I don’t follow soccer closely and don’t profess to understand many of the rules of the game. However, when the World Cup rolls around every 4 years, it’s hard not to get caught up in the hype.
As much appreciation as I have for the athletes who participate in the event, one of the more frustrating things for me is trying to grasp how different participating teams advance to the finals. I know the tournament begins with 32 teams divided into 8 groups of 4. Then, based on points (3 points for a win, 1 point for a tie, 0 points for a loss) accumulated over 3 games against the other teams in a team’s given group, 2 of the 4 teams from each group advances to the finals. If teams are tied, there are determining factors (goal differential, total goals scored, etc.) to advance one team over another. When you factor all of these things into consideration, it’s easy to see why so many people find this whole World Cup thing difficult to follow.

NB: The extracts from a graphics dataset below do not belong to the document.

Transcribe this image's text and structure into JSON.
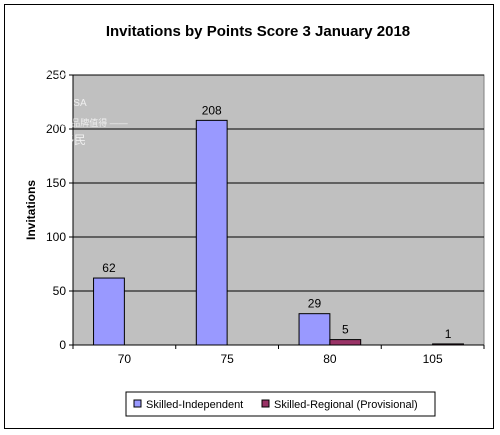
{
  "chart_data": {
    "type": "bar",
    "title": "Invitations by Points Score 3 January 2018",
    "xlabel": "",
    "ylabel": "Invitations",
    "categories": [
      "70",
      "75",
      "80",
      "105"
    ],
    "series": [
      {
        "name": "Skilled-Independent",
        "values": [
          62,
          208,
          29,
          0
        ],
        "labels": [
          "62",
          "208",
          "29",
          ""
        ],
        "color": "#9999ff"
      },
      {
        "name": "Skilled-Regional (Provisional)",
        "values": [
          0,
          0,
          5,
          1
        ],
        "labels": [
          "",
          "",
          "5",
          "1"
        ],
        "color": "#993366"
      }
    ],
    "ylim": [
      0,
      250
    ],
    "yticks": [
      "0",
      "50",
      "100",
      "150",
      "200",
      "250"
    ],
    "grid": true,
    "legend_position": "bottom",
    "plot_background": "#c0c0c0"
  },
  "watermark": {
    "brand": "GLOBEVISA",
    "line1": "—— 移民专家 品牌值得 ——",
    "line2": "环球移民"
  }
}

But, you might say, what does this all have to do with job applicants?
Much like I find the World Cup confusing (and maybe a little frustrating), many applicants find the hiring process for organizations equally frustrating. This frustration can stem from a handful of common things:
- Application required for consideration — this is the biggest & most common complaint. From the applicant perspective, this makes the ability to be considered for the job too long and confusing (much like a soccer match, at times).
- Keywords — many applicant tracking systems rely heavily on keyword algorithms to help companies identify the (allegedly) most qualified applicants. Trying to determine what keywords might help advance their cause for a particular job can be as elusive and complicated for applicants as trying to understand the ins/outs of the World Cup is to me.
- Where do I stand? — when applicants don’t hear back from potential employers, they’re left in a void. Will they get a call? Are they still being considered?
Kind of like me trying to figure out whether the U.S., earlier on in the event, had a good shot at advancing to the finals (hint…I really didn’t know).
When you’re ready to post your next job, consider these items. Don’t make things too confusing or frustrating for your potential applicants. Instead, “assist” them in reaching their “goal” of employment!